コックピットを出ると、楽しそうに笑いながらフラガがお疲れさん、と言った。
「ほら見ろ。お前、全然本気でやってなかったろ。」
そう言って示された先には、床にへたり込んでいる候補生達の姿。それに対して、ヘルメットを取ったキラは平然としていて、汗ひとつかいてはいない。
「…ま、最初だけだな、お前が相手したのは。あとは結構パターンが決まってたぞ。」
ズルは無しにしてやれよ、と言ったフラガの言葉に驚く。
「…気付いてました?」
相変わらず、こういう事に関しては鋭い。キラは曖昧な笑みを浮かべた。
「…おやおや。」
ブランクなど感じさせない、その動き。コントロールルームで、まるで子供でも相手にしているような、一方的な模擬戦の様子を見ながらフラガは呟く。後ろに並ぶ候補生達は、ぽかんと口を開けてそれを見ている。
的確に、相手の動きを止めて行く機体に対して、シュミレーション通りの対応しか出来ない機体。
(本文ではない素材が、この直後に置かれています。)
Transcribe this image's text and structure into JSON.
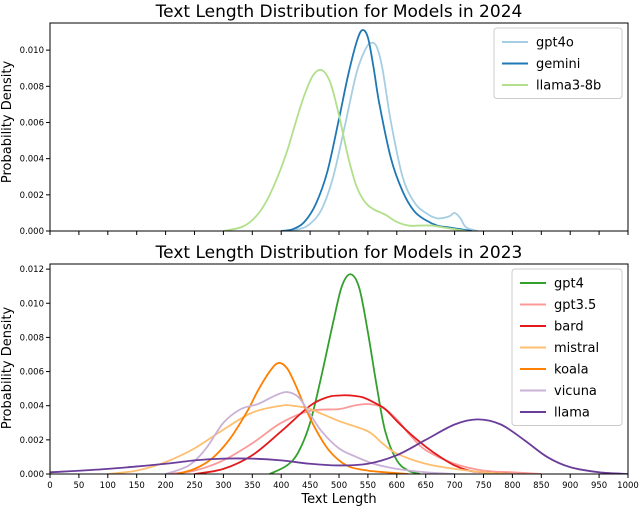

少し動きを見ただけで、一瞬で隙を見つけ、ロックしていく。練習用の機体は、当然だったが実弾を装備していない。コンピュータが、相手の照準にロックされるか、強い衝撃を受けて行動不能に陥った状態を認識すると、自動的に動きを止める。実戦では、撃墜される事と同じ。
途中から、キラが全く自分で操縦していないと言うことは、フラガにはすぐ解った。キラの事だ、どうせまた勝手にシステムを弄っているのだろうと思うと苦笑が零れる。それが出来るからこそ、キラは生き延びる事が出来たのだから。
「これ以上は、無駄でしょ。」
無言で模擬戦を見詰める候補生達には悪いけれど、実際練習に参加している候補生達はそろそろ音を上げるだろう。
終了のランプを点灯させて、候補生たちに機体を格納庫に戻してチェックするように指示すると、フラガは自分も格納庫に降りて行く。